National Institutes of Health researchers have partnered with Florida State University and Johns Hopkins University and discovered three compounds that work to hamper the ability of Zika virus to replicate and destroy brain cells.
Scientists at NIH’s National Center for Advancing Translational Sciences identified emricasan, niclosamide and a cyclin-dependent kinase inhibitor through the use of robots designed to perform drug repurposing screening functions, NIH said Monday.
Emricasan is an experimental drug that is under the clinical trial phase for the treatment of liver fibrosis and injury, while niclosamide is a drug approved by the Food and Drug Administration for the treatment of worm infections.
A CDK inhibitor, PHA-690509, works to regulate brain development and cellular processes.
“Our identification of repurposed small molecule compounds may accelerate the translational process of finding a potential therapy,” said Anton Simeonov, scientific director at NCATS.

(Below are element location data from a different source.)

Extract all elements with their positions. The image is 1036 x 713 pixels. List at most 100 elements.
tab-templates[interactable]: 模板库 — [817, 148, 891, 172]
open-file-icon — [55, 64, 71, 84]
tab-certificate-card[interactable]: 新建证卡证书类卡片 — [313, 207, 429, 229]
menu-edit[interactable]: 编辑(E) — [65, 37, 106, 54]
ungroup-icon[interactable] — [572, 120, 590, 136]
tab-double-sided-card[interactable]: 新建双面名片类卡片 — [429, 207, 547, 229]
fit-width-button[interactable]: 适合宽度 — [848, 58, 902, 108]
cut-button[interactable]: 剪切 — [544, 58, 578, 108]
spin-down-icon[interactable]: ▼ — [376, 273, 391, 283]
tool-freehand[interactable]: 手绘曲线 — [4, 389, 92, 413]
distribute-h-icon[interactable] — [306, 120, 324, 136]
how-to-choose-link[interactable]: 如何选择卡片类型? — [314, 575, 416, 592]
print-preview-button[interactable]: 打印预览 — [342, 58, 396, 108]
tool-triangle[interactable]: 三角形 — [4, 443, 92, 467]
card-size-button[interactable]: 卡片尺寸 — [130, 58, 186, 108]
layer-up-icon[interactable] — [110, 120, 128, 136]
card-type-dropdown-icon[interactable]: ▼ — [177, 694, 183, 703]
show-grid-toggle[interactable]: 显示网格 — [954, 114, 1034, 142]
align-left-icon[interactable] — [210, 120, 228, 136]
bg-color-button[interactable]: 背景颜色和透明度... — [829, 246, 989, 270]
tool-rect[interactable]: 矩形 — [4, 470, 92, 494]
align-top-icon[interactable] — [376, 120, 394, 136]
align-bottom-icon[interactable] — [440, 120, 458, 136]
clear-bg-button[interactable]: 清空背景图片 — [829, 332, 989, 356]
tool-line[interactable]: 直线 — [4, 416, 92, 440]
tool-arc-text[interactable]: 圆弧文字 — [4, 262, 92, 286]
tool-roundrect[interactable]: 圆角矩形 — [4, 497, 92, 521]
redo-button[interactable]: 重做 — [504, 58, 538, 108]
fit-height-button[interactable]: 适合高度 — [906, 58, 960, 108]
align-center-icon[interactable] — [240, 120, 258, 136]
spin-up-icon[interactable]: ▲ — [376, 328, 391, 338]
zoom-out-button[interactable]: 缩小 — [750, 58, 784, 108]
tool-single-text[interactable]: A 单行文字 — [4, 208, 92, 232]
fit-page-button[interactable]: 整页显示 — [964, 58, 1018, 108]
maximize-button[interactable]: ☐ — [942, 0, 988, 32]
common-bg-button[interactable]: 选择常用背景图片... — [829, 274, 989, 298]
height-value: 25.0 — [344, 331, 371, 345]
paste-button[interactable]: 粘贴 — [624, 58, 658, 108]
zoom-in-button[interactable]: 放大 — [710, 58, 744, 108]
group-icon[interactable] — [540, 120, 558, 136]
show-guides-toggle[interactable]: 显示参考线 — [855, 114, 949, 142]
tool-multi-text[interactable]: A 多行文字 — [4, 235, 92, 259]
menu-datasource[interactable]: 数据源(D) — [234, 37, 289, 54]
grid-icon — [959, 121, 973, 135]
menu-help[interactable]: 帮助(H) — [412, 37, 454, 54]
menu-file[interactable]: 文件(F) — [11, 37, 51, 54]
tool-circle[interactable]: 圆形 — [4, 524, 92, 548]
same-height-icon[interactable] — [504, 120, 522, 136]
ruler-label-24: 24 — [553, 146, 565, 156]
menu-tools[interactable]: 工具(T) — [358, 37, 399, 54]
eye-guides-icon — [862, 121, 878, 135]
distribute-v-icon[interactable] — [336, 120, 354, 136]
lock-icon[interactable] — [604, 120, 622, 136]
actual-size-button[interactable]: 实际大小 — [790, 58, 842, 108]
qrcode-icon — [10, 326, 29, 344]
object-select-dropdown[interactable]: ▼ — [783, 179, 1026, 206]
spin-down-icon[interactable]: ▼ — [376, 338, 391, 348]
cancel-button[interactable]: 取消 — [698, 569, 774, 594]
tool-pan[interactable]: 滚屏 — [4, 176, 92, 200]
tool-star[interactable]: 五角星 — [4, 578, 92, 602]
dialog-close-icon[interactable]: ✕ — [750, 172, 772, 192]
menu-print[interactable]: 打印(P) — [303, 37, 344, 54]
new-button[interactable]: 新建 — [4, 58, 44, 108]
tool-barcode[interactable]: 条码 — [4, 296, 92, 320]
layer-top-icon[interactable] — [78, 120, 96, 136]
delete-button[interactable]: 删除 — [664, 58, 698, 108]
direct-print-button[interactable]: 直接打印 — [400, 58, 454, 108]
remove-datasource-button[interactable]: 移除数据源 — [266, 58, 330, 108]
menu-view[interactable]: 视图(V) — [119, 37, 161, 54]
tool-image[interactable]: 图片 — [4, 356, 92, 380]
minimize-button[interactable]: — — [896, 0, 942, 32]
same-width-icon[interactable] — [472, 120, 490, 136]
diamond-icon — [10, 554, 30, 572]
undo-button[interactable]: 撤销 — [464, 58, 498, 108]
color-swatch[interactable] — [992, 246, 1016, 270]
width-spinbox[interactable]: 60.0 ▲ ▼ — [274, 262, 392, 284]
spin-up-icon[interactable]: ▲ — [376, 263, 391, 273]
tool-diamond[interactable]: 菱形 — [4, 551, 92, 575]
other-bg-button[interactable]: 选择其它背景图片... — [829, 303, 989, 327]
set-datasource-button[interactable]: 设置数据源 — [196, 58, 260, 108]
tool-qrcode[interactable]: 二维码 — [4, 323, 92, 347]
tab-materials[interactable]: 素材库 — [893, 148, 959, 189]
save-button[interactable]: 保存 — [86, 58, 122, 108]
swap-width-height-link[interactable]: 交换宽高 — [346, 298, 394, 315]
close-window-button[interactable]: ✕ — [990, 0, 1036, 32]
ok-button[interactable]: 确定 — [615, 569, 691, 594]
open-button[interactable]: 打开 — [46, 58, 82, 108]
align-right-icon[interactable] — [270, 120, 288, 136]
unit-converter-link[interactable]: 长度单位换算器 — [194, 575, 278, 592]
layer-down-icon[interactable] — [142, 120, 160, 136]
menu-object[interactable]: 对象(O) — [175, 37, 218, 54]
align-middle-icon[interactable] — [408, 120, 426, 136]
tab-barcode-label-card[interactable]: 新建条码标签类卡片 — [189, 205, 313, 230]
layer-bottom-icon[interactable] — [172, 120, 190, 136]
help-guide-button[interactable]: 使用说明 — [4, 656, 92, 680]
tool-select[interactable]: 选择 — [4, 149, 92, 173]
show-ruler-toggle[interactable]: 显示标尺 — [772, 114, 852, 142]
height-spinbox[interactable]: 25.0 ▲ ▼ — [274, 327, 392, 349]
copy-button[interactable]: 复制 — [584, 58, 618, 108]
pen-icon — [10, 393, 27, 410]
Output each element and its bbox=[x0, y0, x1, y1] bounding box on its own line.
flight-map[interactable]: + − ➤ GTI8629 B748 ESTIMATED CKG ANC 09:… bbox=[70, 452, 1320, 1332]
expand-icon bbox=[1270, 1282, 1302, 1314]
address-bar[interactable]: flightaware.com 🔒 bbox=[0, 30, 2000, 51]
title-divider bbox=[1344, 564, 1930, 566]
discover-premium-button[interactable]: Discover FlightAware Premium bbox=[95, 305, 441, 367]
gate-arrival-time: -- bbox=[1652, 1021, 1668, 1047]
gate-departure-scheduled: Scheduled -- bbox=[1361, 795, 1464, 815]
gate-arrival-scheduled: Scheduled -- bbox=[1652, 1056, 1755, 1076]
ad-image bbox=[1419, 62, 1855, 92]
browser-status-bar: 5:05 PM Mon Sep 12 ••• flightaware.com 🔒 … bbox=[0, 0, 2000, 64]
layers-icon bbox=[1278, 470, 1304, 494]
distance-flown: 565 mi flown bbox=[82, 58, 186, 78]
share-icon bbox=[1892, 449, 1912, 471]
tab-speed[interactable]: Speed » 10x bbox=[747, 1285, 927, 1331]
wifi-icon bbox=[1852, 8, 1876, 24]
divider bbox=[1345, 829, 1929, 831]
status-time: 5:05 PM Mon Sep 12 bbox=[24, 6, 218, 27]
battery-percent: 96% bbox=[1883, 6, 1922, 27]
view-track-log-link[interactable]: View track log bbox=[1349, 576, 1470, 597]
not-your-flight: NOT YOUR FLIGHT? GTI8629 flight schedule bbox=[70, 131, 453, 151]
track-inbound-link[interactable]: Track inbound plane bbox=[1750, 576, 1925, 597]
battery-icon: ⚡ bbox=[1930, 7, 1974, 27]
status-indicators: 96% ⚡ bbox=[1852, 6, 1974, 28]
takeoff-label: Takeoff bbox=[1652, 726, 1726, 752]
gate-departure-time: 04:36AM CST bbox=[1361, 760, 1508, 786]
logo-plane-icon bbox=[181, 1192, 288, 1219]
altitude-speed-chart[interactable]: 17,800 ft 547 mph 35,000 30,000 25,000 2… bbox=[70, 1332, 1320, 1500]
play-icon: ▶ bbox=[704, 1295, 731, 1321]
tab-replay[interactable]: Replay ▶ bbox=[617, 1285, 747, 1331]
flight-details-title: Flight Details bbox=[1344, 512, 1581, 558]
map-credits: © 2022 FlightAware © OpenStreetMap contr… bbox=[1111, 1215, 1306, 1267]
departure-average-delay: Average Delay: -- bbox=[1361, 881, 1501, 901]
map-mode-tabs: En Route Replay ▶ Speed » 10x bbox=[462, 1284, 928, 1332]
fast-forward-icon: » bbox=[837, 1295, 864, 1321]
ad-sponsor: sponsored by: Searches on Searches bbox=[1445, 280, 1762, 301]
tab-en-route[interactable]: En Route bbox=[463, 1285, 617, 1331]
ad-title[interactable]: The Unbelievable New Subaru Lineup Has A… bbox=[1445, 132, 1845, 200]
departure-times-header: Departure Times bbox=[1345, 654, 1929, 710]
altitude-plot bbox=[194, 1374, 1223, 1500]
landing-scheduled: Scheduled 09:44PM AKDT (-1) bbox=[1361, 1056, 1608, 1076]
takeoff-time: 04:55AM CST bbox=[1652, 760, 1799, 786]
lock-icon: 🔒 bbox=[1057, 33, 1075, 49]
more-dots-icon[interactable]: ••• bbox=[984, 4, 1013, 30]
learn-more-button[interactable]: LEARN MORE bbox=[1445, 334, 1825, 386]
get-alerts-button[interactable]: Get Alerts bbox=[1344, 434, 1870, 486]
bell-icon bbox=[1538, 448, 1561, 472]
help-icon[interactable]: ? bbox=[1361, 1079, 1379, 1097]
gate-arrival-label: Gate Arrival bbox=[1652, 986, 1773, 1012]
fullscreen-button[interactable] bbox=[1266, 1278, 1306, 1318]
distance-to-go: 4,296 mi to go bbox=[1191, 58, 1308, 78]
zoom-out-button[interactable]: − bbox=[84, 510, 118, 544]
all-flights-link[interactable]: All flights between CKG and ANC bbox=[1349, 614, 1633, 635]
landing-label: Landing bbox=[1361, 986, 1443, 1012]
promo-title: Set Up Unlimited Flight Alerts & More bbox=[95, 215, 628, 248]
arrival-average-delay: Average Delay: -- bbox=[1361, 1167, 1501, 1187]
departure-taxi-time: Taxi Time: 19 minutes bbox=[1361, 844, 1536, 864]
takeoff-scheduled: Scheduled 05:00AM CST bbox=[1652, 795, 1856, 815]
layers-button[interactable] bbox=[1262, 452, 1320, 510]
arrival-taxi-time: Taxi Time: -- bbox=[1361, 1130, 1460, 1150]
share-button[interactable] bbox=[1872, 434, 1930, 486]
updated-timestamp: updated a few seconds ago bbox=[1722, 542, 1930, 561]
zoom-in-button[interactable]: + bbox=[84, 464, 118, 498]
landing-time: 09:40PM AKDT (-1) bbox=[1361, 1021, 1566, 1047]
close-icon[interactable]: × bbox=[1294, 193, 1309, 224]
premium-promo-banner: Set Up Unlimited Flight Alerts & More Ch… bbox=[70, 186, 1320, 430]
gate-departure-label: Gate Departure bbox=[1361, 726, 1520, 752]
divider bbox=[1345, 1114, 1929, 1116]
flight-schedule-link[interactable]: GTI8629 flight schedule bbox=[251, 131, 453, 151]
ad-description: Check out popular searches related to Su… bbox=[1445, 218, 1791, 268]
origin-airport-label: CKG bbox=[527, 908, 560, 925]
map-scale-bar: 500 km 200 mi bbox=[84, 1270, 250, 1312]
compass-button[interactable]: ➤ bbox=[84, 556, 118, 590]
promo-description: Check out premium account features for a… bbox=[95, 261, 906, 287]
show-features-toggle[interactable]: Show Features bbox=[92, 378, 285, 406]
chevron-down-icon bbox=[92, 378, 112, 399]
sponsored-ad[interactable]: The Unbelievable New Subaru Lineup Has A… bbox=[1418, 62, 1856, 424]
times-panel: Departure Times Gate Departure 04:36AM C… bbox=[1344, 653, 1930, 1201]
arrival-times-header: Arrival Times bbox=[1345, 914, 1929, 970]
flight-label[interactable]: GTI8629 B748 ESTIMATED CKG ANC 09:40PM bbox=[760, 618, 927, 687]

A team led by NCATS researcher Wei Zheng identified over 100 compounds that work against the mosquito-borne virus through the use of a caspase 3 protein-based assay to screen 6,000 experimental and FDA-approved drugs.
The research team subjected at least 100 compounds to tests and identified three experimental treatments that work to protect neuronal cells from the virus.
The Maryland Stem Cell Research Fund, Emory University and NIH’s National Institute of Allergy and Infectious Diseases and National Institute of Neurological Disorders and Stroke also supported the research.